A Rússia - que por muitos anos esteve no segundo lugar entre os países de origem destas crianças e agora está em terceiro, atrás da Etiópia - também desacelerou o processo.
Um famoso caso de 2008 colocou o sistema de adoção no país sob os holofotes: um bebê morreu depois de ter sido deixado pelo pai adotivo dentro de um carro estacionado debaixo do sol forte nos EUA, meses depois de a criança ter sido adotada na Rússia.
Mais recentemente, Moscou aprovou uma lei proibindo a adoção de crianças russas por americanos, devido a casos de abuso por parte de pais adotivos. No entanto, alguns viram isso como uma retaliação a uma sanção americana de 2012 aos abusos de direitos humanos na Rússia.
Restrições
Outros países que também participavam desse fluxo de adoções internacionais agora também enfrentam restrições.
A Guatemala, onde anos de conflitos civis levaram ao aumento no número de crianças órfãs, tinha um fluxo de milhares de adoções por ano para os EUA até 2006.
A falta de controle fez o número de adoções irregulares aumentar junto com o das adoções legalizadas. A ONU condenou o sistema e, em seguida, os EUA suspenderam todas as adoções envolvendo crianças da Guatemala.
Adoções de Gana, Butão, Camboja, Nepal e Quirguistão, entre outros países, também foram suspensas pelos EUA.
Romênia e Bulgária, outros países que estavam entre as principais origens de crianças adotadas, reduziram a disponibilidade de crianças à adoção depois de entrarem para a União Europeia em 2007, para cumprir as regras mais severas do bloco.
África
Enquanto isso, a África parece ter um papel em reverter essa queda, ou pelo menos evitar que caia ainda mais.
Antes de 1995, adoções entre os países do continente eram raras. A publicidade que cercava as "adoções de celebridades" - Madonna no Malauí, Angelina Jolie no Camboja, Etiópia e Namíbia - ajudou a mudar isso, em parte.
"O conceito ocidental de adoção não era totalmente compreendido na África, principalmente em países predominantemente muçulmanos, como a Nigéria, onde a adoção é vista como algo inaceitável, mas há uma tradição de crianças cuidadas por outras pessoas que não os pais", afirmou Selman.
Grande parte do aumento é atribuída à Etiópia, onde o número de crianças e adolescentes enviados para o exterior aumentou 600% entre 2000 e 2009.
Essa cifra caiu posteriormente, mas a Etiópia ainda está em segundo lugar na lista de principais países de origem.
O número de adoções aumentou muito em Uganda e República Democrática do Congo, mas a participação do continente africano como um todo no fluxo de adoções ainda é modesta em comparação com outras regiões.
No entanto, uma em cada três crianças órfãs do mundo vive no continente.
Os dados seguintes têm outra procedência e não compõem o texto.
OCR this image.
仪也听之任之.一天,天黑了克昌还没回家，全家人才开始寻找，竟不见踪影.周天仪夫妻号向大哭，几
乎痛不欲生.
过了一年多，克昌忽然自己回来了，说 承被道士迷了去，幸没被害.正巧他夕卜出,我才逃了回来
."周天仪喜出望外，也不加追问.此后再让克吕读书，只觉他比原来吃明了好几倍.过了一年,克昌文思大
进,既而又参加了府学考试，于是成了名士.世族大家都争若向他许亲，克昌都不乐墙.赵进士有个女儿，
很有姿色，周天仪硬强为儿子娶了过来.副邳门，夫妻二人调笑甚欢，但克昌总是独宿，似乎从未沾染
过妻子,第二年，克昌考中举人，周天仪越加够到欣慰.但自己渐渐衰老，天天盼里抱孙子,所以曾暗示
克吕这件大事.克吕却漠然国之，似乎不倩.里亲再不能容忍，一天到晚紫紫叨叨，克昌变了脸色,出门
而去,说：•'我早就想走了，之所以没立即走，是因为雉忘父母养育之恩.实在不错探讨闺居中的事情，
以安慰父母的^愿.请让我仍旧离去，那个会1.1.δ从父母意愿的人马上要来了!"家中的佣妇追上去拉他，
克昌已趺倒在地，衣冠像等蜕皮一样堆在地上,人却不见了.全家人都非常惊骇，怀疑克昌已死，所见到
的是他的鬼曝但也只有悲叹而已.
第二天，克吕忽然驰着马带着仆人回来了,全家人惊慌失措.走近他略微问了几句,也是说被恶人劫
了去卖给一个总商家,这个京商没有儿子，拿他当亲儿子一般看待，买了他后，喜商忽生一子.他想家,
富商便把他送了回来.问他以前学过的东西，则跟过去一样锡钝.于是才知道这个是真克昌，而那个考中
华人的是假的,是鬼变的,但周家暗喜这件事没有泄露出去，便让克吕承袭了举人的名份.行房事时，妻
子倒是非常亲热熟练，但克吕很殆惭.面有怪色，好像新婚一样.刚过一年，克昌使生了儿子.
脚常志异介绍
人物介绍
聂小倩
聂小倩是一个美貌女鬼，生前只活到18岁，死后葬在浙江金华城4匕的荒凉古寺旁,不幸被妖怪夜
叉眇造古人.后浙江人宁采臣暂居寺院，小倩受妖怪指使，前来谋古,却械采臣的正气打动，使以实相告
Especialistas sugerem que é preciso enfrentar o declínio das adoções expandindo o perfil das crianças adotadas.
Por muitos anos a adoção internacional foi atraente para americanos pela possibilidade de encontrar crianças mais jovens do que as adotadas nos EUA, disse Selman.
Mas isso mudou nos últimos anos: bebês e crianças pequenas estão encontrando lares em seus próprios países, e a adoção internacional tem atendido crianças mais velhas, grupos de irmãos e crianças com necessidades especiais.
"Em muitos países da América Latina, como Brasil e Chile, apenas crianças mais velhas e aquelas com necessidades especiais estão disponíveis para adoção internacional. Isso também se aplica para países da Europa Oriental, como Lituânia", afirmou.
Esta é uma solução tanto para pais que realmente querem adotar quanto para crianças mais velhas com menos chances de ser escolhidas, disse Selman.